先日(2012/9/20)、WIREDで「WIRED CONFERENCE 2012:”メイカームーブメント”とは何か? クリス・アンダーソンの新提言」という記事が公開された。

クリス・アンダーソンと言えば、「フリー~〈無料〉からお金を生みだす新戦略」や「ロングテール(アップデート版)―「売れない商品」を宝の山に変える新戦略 (ハヤカワ新書juice)」を書いた人として有名だ。

彼の新提言はこうだ。

これまでの10年間、デジタル=ビットの世界では、インターネットによってアイデアがオープン化され、シェアされるようになった。誰もがコンテンツを作ることができ、それをオンラインで世界中の人々と共有することが可能になった。

つぎの10年間はどうか。

つぎの10年間では、これまでのプラットフォーム=インターネットを利用して、現実=アトムの世界でビットの世界と同様なことが起こる。個人が製品化したものを、クリック一つで世界中に流通することが可能になる。
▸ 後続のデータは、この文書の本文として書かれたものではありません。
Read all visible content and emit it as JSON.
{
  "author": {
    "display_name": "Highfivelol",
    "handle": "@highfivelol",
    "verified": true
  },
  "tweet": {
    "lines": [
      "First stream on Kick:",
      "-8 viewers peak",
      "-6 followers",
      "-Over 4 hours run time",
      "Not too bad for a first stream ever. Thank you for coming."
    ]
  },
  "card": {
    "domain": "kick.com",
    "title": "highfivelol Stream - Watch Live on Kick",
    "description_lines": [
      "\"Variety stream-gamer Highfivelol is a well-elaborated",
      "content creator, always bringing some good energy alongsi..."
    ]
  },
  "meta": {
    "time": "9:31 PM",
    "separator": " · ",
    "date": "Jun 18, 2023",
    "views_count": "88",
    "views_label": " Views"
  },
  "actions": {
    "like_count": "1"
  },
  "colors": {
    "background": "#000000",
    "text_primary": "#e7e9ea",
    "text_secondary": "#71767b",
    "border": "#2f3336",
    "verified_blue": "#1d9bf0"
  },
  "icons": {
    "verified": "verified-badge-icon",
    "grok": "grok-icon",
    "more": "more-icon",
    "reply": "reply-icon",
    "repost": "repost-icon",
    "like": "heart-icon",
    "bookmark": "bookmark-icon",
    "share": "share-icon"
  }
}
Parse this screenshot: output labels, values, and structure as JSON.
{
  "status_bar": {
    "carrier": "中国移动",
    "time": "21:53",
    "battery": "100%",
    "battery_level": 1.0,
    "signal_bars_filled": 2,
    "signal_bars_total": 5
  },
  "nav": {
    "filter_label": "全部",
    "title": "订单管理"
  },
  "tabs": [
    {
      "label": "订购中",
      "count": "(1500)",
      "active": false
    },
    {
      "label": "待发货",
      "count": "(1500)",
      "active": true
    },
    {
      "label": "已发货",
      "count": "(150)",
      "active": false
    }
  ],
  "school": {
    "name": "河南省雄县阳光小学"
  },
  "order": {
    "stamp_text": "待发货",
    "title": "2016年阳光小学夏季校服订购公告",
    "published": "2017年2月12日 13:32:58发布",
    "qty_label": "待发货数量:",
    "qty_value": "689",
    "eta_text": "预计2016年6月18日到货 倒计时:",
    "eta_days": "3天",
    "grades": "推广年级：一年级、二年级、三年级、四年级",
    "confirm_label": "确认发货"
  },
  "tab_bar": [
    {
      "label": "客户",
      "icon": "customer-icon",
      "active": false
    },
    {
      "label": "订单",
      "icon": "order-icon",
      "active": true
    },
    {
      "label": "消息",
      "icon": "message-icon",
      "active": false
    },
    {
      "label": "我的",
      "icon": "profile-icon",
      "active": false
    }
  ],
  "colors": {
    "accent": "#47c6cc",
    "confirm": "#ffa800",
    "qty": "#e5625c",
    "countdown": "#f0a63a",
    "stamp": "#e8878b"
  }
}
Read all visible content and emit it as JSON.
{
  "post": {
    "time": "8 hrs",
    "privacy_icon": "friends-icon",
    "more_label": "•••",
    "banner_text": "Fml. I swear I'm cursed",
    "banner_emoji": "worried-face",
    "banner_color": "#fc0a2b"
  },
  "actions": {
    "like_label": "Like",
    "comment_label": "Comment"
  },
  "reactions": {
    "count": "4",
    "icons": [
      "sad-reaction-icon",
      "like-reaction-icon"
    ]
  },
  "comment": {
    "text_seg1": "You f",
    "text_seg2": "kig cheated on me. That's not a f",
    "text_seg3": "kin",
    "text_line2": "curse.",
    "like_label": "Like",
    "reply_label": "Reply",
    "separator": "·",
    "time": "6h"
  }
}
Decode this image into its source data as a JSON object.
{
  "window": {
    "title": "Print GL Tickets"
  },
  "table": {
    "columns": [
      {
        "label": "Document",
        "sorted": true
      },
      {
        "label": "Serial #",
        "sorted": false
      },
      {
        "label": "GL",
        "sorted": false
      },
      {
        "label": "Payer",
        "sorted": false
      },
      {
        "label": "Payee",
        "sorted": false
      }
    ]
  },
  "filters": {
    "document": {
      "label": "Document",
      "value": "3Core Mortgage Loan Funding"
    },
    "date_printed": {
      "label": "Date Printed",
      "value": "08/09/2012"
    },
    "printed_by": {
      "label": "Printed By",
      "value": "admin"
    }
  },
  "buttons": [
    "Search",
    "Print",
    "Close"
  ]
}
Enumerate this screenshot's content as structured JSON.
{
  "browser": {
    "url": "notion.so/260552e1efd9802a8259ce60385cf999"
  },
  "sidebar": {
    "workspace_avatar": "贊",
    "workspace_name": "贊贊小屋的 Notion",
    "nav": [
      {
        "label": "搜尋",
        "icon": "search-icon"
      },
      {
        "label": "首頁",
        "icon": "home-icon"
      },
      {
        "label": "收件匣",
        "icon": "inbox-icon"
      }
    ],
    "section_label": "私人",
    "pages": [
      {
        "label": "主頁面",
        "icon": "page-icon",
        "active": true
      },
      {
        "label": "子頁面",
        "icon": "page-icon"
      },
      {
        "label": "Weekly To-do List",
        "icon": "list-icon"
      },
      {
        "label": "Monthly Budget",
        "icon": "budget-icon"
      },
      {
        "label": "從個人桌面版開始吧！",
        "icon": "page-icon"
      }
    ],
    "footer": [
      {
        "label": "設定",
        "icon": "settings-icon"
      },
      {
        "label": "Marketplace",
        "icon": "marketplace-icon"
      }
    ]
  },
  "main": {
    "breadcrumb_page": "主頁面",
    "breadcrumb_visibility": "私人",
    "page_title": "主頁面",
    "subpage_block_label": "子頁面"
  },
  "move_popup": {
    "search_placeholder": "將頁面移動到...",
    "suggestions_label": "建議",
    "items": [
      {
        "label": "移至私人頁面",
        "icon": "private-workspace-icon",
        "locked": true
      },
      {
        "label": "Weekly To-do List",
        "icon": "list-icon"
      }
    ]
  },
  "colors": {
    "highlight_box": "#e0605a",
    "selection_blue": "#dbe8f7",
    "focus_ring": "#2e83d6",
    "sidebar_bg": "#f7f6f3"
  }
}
要するに、モノの制作と流通が個人の手によって行なわれるようになる、と。

これからは、デジタルコンテンツ以外のものがネットワークを通じて流通するようになる、というのは間違いないように思う。「第三次産業革命:原発後の次代へ、経済・政治・教育をどう変えていくか」という本では、インターネット技術と再生可能エネルギーの融合が起こると論じられています。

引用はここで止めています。